Ik denk dat ik dat deed omdat ik die behoefte altijd al heb gehad om contacten te hebben. En die had ik toen nog niet omdat wij nog geen kinderen hadden. Iedereen had die contacten wel omdat die kinderen met elkaar op school gingen. Dus die gezinnen hadden sowieso sneller contact met elkaar. Ik ben toen naar de plattelandsvrouwen gegaan. Er kwam hier iemand die vroeg: “Renske, wil jij ook bij de plattelandsvrouwen?” En toen had ik zo iets van:
“Ja, maar daar zit mijn moeder bij. En ik ben nog maar 24. En ik wil helemaal niet bij de plattelandsvrouwen.”
Maar dan ga je eens nadenken en dan denk je: “Ik moet mij wel settelen in deze gemeenschap.” Dus ben ik bij de plattelandsvrouwen gegaan. En ja, doordat je in een bestuur zit leer je mensen kennen. We organiseerden het oogstfeest. Dat is ook allemaal begonnen in die tijd. Dus ja, je leerde daardoor ook mensen kennen.
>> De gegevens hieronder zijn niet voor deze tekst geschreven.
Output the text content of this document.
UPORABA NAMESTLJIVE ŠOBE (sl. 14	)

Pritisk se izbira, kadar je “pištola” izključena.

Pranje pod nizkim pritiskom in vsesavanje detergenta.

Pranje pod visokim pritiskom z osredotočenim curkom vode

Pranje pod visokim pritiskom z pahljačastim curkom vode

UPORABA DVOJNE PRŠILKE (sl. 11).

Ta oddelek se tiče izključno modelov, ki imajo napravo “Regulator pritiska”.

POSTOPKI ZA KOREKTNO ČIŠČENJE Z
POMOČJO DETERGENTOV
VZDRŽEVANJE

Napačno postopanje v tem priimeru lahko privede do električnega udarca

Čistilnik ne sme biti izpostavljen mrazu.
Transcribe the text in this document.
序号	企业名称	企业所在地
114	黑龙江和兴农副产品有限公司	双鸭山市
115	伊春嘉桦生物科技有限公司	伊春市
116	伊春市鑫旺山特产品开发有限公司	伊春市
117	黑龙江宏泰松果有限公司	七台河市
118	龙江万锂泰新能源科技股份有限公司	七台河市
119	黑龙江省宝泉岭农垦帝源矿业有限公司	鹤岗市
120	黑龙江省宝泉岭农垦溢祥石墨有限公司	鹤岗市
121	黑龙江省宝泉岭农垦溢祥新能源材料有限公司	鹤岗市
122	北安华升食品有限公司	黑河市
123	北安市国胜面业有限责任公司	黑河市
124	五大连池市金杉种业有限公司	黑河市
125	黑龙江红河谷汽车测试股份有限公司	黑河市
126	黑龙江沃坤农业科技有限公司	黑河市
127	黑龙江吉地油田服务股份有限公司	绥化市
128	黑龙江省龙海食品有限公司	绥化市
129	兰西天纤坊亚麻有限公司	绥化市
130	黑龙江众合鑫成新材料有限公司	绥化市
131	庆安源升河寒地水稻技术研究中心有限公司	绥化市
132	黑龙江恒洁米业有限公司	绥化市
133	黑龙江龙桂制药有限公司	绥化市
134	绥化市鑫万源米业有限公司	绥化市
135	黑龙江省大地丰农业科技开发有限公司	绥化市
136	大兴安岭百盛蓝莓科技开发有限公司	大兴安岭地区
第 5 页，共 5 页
En de groep die dus hier al vanaf de beginjaren - de eerste twee, drie jaar - zit, die is heel hecht. Want dat is maar een kleine gemeenschap.
Ik ben dus ook gaan werken omdat ik mijn sociale contacten miste, om het zo maar te zeggen. En ten tweede omdat ik mij niet gelukkig voelde met alleen op de boerderij te werken. Want ik had hier natuurlijk genoeg kunnen betekenen. Mijn schoonmoeder zal wel gedacht hebben: “Nou, wat moet mijn zoon met zo’n vrouw? Want die heeft geen zin in werken.” Maar het was gewoon mijn ding niet.